İdeale ve yüksek eğilimlere İ, alçak eğüimlere de P dersek, iradeli edimin formülünü şöyle yazabiliriz: İ + Ç > E (fiyat kuramı). Ama her şeyin temeli olan bu E nereden geliyor? James, “Enerji ya da çaba, ante rem belirlenmemiş olan, ek bir güçtür. Onu, istediğimiz gibi artırabilir ya da azaltabiliriz,” diyor. O zaman, E isteğe göre nasıl artırılabilir, sorusu ortaya çıkar. James, Descartes’ın çözümünü benimser: Buna göre, dikkatimi P’ye değü de İ’ye çevirerek E’nin gücünü artırırım. James şu sonuca varır: “Demek ki, dikkat için gösterilen çaba, iradenin temel edimidir.” Ama bu öğretinin birçok karanlık yanı vardır. Çünkü modern ruh bilim, hiçbir şeyle güdülenmemiş bir dikkati kabul etmez. Dikkat, doğal çevreye ve toplumsal görevlere uyarlanmamızı sağlayan bir ruhsal işlevdir. Gerçekten de, sık sık gösterildiği gibi “irade özgürlüğü”, doğrulanabilir hiçbir ruh bilim deneyimine denk düşmemektedir.

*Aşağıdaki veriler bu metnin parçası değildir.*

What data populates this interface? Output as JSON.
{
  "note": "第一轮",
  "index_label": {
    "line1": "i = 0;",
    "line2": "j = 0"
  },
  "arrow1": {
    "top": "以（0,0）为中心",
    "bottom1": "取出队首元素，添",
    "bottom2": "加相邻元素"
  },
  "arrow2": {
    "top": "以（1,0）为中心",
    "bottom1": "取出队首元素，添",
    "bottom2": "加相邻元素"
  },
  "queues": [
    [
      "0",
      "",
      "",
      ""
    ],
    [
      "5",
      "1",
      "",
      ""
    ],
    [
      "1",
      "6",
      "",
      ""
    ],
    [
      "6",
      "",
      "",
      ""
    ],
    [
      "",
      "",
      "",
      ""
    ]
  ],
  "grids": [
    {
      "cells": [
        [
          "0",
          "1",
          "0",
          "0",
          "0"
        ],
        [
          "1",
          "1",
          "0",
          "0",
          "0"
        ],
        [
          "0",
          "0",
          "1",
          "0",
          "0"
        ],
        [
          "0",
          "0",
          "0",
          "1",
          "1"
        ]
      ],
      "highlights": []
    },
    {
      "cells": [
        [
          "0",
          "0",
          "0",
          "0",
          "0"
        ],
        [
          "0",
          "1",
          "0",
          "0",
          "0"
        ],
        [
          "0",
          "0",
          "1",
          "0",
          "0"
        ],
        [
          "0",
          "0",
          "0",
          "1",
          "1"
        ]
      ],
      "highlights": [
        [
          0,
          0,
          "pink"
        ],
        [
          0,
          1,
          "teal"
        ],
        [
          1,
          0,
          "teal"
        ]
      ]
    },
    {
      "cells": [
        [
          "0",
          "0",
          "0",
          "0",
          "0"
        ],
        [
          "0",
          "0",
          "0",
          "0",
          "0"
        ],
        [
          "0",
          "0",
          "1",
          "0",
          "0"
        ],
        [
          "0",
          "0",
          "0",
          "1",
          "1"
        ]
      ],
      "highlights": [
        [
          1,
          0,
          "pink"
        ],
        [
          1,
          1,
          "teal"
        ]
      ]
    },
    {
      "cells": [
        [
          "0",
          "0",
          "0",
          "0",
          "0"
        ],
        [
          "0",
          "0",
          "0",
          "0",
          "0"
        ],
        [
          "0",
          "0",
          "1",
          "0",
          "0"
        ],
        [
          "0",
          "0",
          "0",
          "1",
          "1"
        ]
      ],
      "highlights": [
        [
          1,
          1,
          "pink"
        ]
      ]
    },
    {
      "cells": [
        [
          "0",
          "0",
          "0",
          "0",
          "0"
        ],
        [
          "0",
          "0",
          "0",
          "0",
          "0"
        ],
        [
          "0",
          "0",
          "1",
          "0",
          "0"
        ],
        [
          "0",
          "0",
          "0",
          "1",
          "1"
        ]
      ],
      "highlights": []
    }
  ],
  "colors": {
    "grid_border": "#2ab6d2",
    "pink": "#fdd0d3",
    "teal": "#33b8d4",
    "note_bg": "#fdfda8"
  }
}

Bu kavramın kaynağını, her kabahatin cezalandırdabilir olmasını isteyen ve cezanın da haklı olabilmesi için kabahati işleyenin başka biçimde davranabileceği düşüncesinin kabul edilmesi zorunluğuna dayanan ahlaksal inanışta aramak gerekir. Böyle bir inanışın ne gibi değer taşıdığını tartışmak irade ruh bilimine düşmez, ama bu bilim, hiçbir şeyle güdülenmemiş bir edimin varlığını kabul edemez. Gerçek bir irade özgürlüğü felsefesi, nedensiz edim ya da“kayıtsızlık özgürlüğü”kuramından bambaşka bir şey üstünde temellendirilebilir.
İrade İki Yanlı Nedendir?
Gerçek irade, bile isteye yapılan bir eylemdir ve bunun en iyi örneğini de, insanoğlunun doğa üstündeki teknik egemenliğinde görürüz. Maurice Pradines şöyle der: “İradeli olarak davranmak, elde bulunan ve düzenlenmiş olan araçların uygulanmasıyla ve bu araçların, göz önünde tutulan amacın araçları olduğunun açıkça görülmesiyle belirlenen bir amacı gerçekleştirmektir.” İnsanoğlu, iradeyle, kendi türünde köklü bir değişiklik yapmıştır. Yani insanoğlu, irade sayesinde, doğal güçlerin “etkilediği” bir şey olmaktan kurtulur ve kendi davranışını kendisi belirleyip gerçekleştirir. Bundan ötürü irade, iki yanlı bir nedensellik taşır. Yani hem eyleme nedenini, hem de eyleminin araçlarının akılsallığını kapsar. Ama eyleme nedenlerinin akılsallığının gerçek bir akılsallık olması ve bilinçdışı etkilerin “akılsallaştırılması” (psikanalizdeki anlamıyla) olmaması gerekir. Bu gerçek akılsallık, bilinç dışının çeşitli hilelerinin amansız bir biçimde çözümlemeden geçirilmesine dayanır. İnsan davranışının gizli belirlenimlerinin ortaya çıkarılıp bilinmesinin, bu belirlenimleri, insan doğasınm ve kültürünün yararına kullanma olanağı doğurduğunu, burada açıkça görüyoruz.